One thing that I grew accustomed to while working at the bindery was how easily I could create professional-quality lettering in my work. I was lucky enough to have kind coworkers who were willing to not only set type for me, but also show me how the machines worked.
My first bindery operated a lot of old machinery. (Like, don’t-get-too-close-or-you-could-lose-a-hand machinery.) One machine in particular that brought us books from all over to be custom type set: The Ludlow.

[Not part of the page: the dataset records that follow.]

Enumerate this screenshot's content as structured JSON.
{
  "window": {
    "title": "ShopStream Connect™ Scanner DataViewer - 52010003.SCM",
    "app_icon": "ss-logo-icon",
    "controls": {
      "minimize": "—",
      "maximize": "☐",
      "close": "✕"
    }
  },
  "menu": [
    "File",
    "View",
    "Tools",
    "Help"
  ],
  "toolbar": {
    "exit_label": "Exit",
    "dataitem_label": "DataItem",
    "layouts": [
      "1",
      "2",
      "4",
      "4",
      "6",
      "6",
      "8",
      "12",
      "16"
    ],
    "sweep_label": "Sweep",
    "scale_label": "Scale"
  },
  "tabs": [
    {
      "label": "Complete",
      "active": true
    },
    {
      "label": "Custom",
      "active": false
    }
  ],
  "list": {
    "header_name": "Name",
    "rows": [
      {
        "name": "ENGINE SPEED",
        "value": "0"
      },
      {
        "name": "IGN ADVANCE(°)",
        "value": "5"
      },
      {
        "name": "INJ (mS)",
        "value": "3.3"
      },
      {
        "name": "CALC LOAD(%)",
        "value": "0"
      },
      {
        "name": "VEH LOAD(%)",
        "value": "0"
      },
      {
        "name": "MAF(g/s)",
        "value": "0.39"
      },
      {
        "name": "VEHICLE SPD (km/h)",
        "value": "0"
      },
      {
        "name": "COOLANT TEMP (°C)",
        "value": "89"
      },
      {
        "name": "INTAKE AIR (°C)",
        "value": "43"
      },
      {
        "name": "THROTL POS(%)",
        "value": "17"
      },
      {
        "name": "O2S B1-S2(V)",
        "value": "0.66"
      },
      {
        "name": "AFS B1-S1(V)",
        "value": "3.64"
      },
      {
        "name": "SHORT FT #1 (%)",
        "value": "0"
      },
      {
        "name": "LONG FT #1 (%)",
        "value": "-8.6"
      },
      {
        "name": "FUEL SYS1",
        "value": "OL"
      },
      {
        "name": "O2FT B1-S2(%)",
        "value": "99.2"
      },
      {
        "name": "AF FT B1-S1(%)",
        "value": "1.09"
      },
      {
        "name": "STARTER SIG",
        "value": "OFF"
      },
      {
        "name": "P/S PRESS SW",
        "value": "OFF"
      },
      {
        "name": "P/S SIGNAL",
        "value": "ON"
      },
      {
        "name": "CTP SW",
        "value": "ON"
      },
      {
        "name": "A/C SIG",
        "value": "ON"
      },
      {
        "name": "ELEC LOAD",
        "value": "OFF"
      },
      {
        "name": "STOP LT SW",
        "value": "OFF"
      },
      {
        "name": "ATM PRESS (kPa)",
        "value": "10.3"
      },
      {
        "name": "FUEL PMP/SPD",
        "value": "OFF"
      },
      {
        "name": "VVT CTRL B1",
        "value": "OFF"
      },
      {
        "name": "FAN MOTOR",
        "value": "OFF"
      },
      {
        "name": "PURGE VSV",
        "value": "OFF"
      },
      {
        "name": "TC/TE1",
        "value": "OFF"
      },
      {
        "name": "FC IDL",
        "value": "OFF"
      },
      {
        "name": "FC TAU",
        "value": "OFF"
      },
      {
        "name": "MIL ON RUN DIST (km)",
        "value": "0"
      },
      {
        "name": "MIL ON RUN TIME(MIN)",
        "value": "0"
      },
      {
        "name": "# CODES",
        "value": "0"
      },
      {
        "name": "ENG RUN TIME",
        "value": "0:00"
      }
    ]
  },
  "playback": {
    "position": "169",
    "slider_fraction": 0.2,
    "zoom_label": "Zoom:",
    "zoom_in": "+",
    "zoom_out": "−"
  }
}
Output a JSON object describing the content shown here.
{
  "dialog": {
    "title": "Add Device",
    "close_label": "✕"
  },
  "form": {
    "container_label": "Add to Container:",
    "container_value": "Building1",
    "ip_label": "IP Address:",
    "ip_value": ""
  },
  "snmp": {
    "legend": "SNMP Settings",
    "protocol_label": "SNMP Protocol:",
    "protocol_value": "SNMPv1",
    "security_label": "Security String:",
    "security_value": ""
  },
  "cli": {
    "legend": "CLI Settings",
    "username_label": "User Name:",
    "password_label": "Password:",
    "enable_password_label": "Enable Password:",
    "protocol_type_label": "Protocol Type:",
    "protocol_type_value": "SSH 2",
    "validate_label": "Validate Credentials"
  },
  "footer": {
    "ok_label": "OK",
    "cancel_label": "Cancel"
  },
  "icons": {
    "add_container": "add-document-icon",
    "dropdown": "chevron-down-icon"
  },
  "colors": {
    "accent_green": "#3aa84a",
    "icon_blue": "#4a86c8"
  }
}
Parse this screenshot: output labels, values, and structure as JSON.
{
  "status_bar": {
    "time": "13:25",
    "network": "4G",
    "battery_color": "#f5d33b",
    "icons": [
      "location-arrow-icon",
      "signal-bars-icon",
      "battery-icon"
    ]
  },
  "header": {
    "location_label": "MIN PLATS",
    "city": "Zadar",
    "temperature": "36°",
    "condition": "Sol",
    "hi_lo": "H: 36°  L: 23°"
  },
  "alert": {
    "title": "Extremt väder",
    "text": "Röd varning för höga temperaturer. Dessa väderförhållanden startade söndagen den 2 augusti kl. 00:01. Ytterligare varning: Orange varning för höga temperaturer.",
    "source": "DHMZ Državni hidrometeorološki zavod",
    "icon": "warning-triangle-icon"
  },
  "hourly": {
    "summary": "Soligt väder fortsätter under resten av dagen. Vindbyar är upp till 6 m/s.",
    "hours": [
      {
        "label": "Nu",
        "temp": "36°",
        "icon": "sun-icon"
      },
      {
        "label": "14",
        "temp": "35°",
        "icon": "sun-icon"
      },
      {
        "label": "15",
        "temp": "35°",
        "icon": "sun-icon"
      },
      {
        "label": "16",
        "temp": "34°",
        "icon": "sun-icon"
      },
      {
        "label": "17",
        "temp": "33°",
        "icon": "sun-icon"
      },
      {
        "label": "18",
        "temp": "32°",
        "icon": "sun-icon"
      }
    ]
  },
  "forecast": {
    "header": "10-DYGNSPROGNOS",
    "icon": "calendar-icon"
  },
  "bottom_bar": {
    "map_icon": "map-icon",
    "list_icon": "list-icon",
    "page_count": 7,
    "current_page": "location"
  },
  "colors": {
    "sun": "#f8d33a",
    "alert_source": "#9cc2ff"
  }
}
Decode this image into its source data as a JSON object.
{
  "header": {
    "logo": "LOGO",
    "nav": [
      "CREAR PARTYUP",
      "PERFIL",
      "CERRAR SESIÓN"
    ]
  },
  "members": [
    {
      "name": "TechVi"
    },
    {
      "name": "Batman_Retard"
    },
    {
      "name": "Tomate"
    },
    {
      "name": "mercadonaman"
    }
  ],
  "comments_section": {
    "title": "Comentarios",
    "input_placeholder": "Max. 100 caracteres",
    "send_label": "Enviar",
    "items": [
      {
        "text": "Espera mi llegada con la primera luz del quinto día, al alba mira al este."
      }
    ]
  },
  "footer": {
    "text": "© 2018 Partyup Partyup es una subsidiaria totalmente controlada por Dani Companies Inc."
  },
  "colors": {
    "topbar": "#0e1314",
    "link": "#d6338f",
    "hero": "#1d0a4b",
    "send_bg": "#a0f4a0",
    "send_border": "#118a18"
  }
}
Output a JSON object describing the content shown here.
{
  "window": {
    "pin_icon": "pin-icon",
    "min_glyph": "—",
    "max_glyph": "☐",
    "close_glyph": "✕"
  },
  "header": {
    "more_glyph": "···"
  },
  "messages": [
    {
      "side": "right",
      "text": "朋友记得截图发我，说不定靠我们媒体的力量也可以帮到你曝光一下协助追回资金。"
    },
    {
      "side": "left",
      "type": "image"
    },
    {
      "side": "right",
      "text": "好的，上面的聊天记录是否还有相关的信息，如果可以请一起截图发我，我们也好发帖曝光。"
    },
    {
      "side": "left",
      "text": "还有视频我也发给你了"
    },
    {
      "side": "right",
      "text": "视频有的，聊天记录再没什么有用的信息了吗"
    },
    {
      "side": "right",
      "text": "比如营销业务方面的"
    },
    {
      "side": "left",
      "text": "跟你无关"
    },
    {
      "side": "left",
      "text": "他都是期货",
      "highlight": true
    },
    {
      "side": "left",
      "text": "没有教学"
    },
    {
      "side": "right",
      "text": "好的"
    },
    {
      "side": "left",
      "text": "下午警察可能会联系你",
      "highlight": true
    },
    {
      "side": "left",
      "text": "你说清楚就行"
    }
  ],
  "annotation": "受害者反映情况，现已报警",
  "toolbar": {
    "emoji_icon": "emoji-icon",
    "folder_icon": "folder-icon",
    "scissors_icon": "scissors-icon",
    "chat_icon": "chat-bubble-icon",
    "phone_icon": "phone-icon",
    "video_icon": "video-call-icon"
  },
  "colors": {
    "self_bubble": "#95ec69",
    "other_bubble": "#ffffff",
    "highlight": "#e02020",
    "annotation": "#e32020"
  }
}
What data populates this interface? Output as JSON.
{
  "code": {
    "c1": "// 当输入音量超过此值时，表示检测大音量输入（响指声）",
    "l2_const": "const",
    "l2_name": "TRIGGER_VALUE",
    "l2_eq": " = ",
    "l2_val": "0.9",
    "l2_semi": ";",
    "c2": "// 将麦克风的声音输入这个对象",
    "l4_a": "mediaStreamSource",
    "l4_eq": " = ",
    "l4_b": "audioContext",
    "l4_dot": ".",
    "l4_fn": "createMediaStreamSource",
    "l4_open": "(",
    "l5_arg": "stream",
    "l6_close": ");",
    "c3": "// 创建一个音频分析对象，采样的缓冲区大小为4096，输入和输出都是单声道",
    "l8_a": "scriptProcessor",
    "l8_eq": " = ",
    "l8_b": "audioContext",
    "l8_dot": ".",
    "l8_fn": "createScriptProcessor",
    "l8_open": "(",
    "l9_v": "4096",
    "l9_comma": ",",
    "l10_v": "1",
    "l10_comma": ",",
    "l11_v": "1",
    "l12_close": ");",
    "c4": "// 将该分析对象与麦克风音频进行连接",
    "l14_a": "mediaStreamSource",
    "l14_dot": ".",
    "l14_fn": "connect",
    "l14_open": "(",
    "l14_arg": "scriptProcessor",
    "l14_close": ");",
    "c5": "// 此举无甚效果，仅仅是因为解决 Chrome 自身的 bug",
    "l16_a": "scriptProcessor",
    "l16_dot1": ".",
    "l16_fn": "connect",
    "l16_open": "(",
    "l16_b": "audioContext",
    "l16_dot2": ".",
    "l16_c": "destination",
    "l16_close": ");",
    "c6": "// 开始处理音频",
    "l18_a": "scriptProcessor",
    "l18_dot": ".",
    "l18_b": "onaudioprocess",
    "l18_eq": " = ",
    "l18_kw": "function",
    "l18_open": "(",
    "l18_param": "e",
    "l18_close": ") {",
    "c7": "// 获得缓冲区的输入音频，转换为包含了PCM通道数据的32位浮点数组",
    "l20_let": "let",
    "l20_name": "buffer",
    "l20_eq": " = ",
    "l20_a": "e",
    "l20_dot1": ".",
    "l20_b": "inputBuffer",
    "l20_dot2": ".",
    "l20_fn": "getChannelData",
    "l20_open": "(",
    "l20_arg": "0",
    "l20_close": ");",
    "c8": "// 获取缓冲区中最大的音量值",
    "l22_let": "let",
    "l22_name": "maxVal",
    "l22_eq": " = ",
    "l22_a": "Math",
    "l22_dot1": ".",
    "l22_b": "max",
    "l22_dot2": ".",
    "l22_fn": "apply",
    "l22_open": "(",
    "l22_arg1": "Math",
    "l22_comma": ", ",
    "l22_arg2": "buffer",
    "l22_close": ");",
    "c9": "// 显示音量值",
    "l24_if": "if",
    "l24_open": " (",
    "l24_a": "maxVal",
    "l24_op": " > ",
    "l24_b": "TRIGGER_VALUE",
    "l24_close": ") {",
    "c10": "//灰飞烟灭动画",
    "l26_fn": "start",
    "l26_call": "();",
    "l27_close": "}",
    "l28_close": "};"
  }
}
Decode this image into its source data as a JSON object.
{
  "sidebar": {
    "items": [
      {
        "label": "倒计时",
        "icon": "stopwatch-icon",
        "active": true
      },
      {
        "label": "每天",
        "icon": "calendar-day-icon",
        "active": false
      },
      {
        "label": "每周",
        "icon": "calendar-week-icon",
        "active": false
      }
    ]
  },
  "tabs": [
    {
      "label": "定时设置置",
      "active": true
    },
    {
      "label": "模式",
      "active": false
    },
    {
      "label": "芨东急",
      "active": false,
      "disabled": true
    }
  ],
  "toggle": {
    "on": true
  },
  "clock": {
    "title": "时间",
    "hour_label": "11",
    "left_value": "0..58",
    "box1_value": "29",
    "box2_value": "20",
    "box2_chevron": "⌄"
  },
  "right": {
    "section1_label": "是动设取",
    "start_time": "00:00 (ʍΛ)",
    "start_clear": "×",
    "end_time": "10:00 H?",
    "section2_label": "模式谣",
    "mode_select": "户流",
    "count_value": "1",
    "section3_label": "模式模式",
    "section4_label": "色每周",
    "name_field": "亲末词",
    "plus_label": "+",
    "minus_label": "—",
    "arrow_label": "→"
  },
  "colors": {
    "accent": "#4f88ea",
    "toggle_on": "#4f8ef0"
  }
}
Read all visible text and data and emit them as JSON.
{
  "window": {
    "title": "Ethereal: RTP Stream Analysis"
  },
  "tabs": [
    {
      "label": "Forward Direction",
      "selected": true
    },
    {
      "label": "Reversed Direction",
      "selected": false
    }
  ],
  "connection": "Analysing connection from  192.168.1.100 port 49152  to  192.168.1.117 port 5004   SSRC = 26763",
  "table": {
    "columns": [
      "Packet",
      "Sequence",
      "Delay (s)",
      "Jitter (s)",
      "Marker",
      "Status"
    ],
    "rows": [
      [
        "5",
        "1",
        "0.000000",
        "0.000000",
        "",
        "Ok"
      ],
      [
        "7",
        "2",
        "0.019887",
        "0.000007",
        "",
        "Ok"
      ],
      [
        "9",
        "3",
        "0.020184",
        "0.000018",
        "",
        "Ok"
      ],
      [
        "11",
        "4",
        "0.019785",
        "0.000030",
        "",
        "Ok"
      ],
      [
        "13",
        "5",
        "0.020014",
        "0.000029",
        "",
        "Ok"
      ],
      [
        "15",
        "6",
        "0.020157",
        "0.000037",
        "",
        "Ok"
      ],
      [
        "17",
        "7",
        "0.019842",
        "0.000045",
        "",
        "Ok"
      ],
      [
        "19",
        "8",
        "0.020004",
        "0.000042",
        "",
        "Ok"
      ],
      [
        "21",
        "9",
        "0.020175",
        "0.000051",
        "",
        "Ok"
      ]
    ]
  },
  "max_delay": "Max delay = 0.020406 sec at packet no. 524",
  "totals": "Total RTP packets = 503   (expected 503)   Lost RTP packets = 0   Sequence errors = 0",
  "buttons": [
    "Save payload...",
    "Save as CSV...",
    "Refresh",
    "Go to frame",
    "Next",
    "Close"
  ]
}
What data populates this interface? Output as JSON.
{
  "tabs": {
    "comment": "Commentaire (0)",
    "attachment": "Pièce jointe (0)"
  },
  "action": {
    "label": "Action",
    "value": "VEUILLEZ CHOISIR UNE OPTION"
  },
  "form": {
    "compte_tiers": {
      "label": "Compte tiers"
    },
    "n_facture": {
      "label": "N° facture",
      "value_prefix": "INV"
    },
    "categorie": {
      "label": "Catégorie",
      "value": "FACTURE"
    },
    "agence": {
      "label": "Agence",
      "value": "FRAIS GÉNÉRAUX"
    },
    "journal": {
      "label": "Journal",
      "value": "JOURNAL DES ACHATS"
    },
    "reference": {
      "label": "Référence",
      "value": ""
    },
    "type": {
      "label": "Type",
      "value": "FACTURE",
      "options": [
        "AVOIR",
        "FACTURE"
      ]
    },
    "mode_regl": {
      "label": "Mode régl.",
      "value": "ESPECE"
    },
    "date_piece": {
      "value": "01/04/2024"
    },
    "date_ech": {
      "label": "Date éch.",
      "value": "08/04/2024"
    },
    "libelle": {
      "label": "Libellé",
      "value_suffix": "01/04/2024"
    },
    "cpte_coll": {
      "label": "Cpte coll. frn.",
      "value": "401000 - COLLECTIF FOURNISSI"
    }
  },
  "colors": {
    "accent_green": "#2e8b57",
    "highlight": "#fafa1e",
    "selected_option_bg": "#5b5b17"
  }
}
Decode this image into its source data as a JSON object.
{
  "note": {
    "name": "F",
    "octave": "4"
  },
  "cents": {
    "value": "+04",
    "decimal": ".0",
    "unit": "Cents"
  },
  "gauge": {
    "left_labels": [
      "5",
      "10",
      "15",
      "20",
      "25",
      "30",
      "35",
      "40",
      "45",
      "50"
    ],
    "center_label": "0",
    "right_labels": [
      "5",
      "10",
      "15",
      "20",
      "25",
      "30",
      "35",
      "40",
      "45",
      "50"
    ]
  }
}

The Ludlow Typograph is a hot metal typesetting system. The machine actually held molten metal, which took hours to heat and melt. (Which costs a pretty penny, I am sure.) Choosing fonts, kerning, and any other details of the stamp were all arranged by hand. We had drawers and drawers of brass type in any font style or size you could want. Arranged methodically into the chase, the chase was then inserted into the Ludlow.
Now, the brass type that is used is actually a mold for the Ludlow to shoot the molten metal into, creating the “slug,” or metal stamp. See what I mean by don’t-get-too-close-or-you-could-lose-a-hand? Wait until I tell you about the giant blades on the paper cutters!
Why do I love this type of stamping? The heat from the press molds the paper/cloth/board to the slug. Similar to letterpress, it embosses the paper. The grey roll in this image is a foil you can use to color the stamping. Foils can come in any color you can image, even my favorite: glittery ones. The difference between hot metal stamping and letterpress, however, is that letterpress stamping isn’t always possible on all book covers depending on the cloth or board used.
This type of stamping isn’t really feasible for my work at home, as hot metal stamping is commonly done with giant presses. So I turned to an assortment of old wooden letterpress letters I have. Like a stamp, I get to have clean and interesting type in my books again. I love the look of the perfectly carved letters with my imperfect hand stamping.
How do you add lettering to your handmade books?